Olha, essa habilidade EF09LI03 da BNCC que a gente tem que trabalhar com os alunos do 9º ano é um daqueles desafios legais, sabe? O negócio é fazer os meninos entenderem posicionamentos diferentes em textos orais. Tipo assim, eles precisam ouvir um áudio ou assistir a um vídeo e perceber quem tá defendendo o quê, quem tá discordando, e por quê. É importantíssimo que eles consigam capturar essas nuances pra entender melhor o mundo ao redor deles. Na prática, quero que eles entendam quando alguém num debate está sendo contra ou a favor de algo e consiga explicar isso. Eles já vêm do 8º ano com uma boa base de vocabulário e expressões comuns em inglês, então agora a gente só precisa dar um upgrade nas habilidades argumentativas mesmo.
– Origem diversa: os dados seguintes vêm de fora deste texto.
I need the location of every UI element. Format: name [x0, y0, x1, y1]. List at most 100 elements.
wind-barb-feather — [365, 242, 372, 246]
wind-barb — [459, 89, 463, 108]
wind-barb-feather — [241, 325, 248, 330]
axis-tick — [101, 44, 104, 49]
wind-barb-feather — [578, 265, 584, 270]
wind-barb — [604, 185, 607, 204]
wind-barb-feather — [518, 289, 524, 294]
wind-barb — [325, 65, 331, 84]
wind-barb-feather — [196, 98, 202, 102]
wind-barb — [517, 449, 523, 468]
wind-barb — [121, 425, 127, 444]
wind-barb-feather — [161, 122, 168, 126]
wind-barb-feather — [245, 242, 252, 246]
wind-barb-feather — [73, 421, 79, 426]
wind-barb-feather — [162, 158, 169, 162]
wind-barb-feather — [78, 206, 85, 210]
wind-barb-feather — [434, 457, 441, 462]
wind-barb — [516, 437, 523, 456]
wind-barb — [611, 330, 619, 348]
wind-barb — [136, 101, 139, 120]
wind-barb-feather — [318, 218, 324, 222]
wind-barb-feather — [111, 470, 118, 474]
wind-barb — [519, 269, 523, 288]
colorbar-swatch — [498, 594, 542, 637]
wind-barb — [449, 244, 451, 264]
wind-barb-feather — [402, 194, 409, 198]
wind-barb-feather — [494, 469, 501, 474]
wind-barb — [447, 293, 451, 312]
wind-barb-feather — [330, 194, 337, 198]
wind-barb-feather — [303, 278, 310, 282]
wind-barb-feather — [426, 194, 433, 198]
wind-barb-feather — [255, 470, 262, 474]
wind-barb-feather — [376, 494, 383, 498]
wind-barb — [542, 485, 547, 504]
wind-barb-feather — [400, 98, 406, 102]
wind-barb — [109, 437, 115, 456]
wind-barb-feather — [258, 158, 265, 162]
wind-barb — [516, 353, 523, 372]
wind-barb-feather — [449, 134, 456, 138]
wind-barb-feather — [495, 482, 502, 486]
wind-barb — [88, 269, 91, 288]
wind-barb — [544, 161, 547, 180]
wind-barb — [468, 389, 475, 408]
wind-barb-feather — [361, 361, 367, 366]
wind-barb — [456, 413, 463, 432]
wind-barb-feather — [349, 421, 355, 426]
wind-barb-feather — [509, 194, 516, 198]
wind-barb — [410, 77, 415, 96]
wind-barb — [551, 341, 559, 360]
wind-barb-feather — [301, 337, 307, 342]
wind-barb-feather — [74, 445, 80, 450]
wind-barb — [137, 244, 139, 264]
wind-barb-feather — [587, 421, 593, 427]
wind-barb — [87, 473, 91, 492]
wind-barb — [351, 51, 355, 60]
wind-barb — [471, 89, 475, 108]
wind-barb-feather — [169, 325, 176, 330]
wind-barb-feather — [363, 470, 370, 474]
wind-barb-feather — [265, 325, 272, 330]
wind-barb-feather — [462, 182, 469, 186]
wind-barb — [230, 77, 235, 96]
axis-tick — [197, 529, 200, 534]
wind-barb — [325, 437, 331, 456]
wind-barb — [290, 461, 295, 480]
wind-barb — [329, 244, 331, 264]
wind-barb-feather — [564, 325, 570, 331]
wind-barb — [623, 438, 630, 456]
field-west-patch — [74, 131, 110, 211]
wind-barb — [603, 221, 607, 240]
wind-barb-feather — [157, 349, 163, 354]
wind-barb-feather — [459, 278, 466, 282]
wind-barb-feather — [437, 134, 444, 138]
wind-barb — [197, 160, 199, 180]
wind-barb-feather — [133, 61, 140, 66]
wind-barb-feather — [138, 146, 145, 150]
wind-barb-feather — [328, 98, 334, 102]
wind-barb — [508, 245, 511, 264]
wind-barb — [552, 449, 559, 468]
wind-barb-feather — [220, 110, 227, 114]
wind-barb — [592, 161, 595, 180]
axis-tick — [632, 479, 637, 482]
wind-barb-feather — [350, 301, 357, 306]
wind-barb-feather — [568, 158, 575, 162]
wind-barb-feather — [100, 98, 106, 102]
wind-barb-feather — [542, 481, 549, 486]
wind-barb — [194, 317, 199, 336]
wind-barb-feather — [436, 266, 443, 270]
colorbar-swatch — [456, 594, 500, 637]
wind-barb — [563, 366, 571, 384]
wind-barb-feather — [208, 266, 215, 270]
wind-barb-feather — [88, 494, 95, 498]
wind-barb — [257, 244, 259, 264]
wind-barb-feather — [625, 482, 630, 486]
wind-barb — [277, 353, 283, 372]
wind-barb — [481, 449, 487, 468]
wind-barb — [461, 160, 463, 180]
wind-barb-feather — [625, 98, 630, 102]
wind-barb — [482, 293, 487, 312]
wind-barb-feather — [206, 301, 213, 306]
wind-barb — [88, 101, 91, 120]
Agora, deixa eu contar como faço isso na sala de aula com a galera. Eu gosto de atividades práticas, que colocam os alunos em contato direto com situações reais. Vamos lá:
A primeira atividade que eu sempre curto começar é com vídeos curtos do YouTube sobre temas atuais. Eu escolho algum tema que sei que vai interessar a turma, tipo mudança climática ou redes sociais. Pego um vídeo que tenha pelo menos duas pessoas conversando ou debatendo sobre o tema. Aí eu levo o projetor pra sala e passo o vídeo em inglês mesmo, com legendas em inglês pra ajudar. Depois da primeira vez que passam o vídeo, divido a turma em grupos de quatro ou cinco, porque acho que assim eles se sentem mais à vontade pra falar. Eles têm que anotar quais são os argumentos principais de cada pessoa no vídeo. A atividade leva uns 30 minutos no total – uns 10 minutos pra assistir e 20 pra discutir em grupo. Da última vez que fizemos isso, escolhi um vídeo sobre a importância das florestas e aí o Pedro e a Maria ficaram discutindo se plantar árvores nas escolas seria uma solução viável pro desmatamento. Foi bem engraçado porque cada um achava que tinha a solução pro problema mundial!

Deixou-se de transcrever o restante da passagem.